Why do I mention these ancient warriors for God on this wonderful annual occasion?  Well, America’s most respected and honored evangelical theologian, Dr. Carl Henry has written that we are in “the twilight of Western civilization,” that we live in a “decadent culture,” and the pagans are coming.  As Francis Schaeffer has argued, we live in a “post-Christian era” and it won’t be long before we live in an outright pagan era–very similar to what Western society was like in those first centuries after Christ.  These early fathers in the faith didn’t enjoy the benefits of living in a country with large and wealthy Christian organizations, or in a culture permeated with Christian truth and world view.  In fact, they lived in a heathen culture.  Many (including myself) believe that we now live in a largely heathen culture and the future for Christianity in this country is bleak.  If this assessment is correct, then we owe it to our neighbors as well as our children, to educate them not only to be able to survive, but to “earnestly contend for the faith which was once and for all delivered to the saints” as our ancient Christian fathers did, as our children too are forced to stand against a wicked and perverse society.  When used discreetly, pagan sources can teach us how to think, not what to think.  We can be trained to be good stewards of our mind.

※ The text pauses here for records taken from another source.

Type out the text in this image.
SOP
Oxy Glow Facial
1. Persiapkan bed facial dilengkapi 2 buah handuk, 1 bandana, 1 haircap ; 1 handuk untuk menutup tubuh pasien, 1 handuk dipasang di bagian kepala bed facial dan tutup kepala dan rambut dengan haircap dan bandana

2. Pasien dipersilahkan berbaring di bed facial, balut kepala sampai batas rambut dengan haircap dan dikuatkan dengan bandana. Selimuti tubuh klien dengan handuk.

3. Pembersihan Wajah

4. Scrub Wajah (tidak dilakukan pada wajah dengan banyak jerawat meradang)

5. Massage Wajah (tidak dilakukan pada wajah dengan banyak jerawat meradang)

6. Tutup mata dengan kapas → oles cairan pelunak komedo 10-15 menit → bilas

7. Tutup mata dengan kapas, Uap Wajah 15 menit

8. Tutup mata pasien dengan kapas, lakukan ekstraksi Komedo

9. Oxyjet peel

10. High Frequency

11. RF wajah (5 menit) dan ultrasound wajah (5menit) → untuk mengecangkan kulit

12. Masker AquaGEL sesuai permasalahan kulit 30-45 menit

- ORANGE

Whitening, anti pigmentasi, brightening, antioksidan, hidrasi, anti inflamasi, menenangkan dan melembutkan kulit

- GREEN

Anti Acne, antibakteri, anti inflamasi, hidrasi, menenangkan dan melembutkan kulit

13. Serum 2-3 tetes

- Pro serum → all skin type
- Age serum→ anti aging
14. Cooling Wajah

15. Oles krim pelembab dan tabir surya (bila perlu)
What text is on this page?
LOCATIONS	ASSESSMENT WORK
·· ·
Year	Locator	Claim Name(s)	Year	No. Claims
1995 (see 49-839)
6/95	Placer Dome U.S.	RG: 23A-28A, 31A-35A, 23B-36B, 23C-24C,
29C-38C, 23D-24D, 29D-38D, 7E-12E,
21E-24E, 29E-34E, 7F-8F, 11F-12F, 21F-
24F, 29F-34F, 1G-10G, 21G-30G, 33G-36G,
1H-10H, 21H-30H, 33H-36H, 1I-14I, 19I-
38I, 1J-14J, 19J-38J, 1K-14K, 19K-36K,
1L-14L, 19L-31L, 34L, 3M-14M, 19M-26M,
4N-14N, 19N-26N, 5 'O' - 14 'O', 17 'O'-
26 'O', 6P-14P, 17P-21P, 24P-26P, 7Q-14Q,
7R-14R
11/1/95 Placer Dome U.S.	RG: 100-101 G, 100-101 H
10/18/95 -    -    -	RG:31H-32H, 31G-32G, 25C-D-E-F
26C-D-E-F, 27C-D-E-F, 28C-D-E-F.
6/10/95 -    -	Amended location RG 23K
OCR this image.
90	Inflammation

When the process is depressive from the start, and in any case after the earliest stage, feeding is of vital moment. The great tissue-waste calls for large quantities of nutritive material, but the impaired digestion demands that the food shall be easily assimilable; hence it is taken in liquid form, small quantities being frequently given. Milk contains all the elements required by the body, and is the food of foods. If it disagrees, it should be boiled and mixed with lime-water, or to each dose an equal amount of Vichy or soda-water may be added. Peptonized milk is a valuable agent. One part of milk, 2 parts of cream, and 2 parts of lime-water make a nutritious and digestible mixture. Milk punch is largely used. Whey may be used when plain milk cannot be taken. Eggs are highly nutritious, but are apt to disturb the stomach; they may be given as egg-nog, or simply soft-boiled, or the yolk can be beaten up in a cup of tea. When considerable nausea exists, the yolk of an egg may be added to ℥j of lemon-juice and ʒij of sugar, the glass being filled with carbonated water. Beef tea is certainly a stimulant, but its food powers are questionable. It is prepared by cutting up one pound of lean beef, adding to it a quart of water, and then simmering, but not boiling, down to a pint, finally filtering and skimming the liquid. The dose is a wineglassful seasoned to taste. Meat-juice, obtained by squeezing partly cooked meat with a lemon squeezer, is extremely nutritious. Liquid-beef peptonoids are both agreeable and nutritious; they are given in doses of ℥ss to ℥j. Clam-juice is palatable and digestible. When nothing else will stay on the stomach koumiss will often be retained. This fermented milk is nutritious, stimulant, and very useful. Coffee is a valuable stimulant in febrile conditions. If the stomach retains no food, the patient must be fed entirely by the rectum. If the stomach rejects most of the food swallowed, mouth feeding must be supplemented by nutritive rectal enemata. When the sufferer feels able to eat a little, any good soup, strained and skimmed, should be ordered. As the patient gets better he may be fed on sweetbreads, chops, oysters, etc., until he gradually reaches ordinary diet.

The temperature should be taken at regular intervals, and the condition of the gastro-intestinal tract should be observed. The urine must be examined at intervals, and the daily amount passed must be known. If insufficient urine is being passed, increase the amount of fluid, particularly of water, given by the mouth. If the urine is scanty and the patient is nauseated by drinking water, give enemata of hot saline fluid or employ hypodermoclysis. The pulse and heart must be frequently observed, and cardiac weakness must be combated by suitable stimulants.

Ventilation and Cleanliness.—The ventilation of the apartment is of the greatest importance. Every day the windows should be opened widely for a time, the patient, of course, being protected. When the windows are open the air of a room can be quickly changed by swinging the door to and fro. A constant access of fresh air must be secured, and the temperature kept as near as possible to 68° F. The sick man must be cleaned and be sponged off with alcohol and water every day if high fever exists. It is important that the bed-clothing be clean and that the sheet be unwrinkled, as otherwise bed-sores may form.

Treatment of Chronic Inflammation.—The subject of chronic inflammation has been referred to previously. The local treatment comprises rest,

Do we have the capability to do that kind of training at Ellensburg Christian School?  It is probably self-serving for me to say so, but I believe we do.  I don’t know all the staff but I have known several of the teachers before they came to ECS and I can testify that these teachers are a distinguished group:

*I had one of our teachers as an honors student at Central and she is a genuine renaissance individual with an exceptional mind.

*I knew one of our new teachers as a student at CWU and she comes from a distinguished family of scholars.  Her father, a brilliant philosophy professor trained at the University of Chicago.
*We now have a male science teacher who, several years ago, was the only teacher at Ellensburg High School to gather publicly with the students for morning prayer around the high school flag pole.  Bold piety in this man.

*We have a principal who is a man who truly values the redemption of the mind as well as the soul and is about to be awarded his doctorate in education.

And that’s just 4 or 5 of our teachers who quickly come to my mind.  We have the staff to train our children, we have the momentum to train our children, we have the organizational structure to train our children, we have the School Board and volunteers to train our children.  What we need is the vigilance to keep before us the Biblical vision to train our children.

Our purpose at Ellensburg Christian School is to train our children in all the “wisdom” of the world in order that they might effectively apply the revealed “wisdom” of the Bible in the redeeming of godly minds to serve our magisterial heavenly father.  Let it be said of our graduates that they are “mighty in word and in deed” like our great scholarly father in the faith, Moses.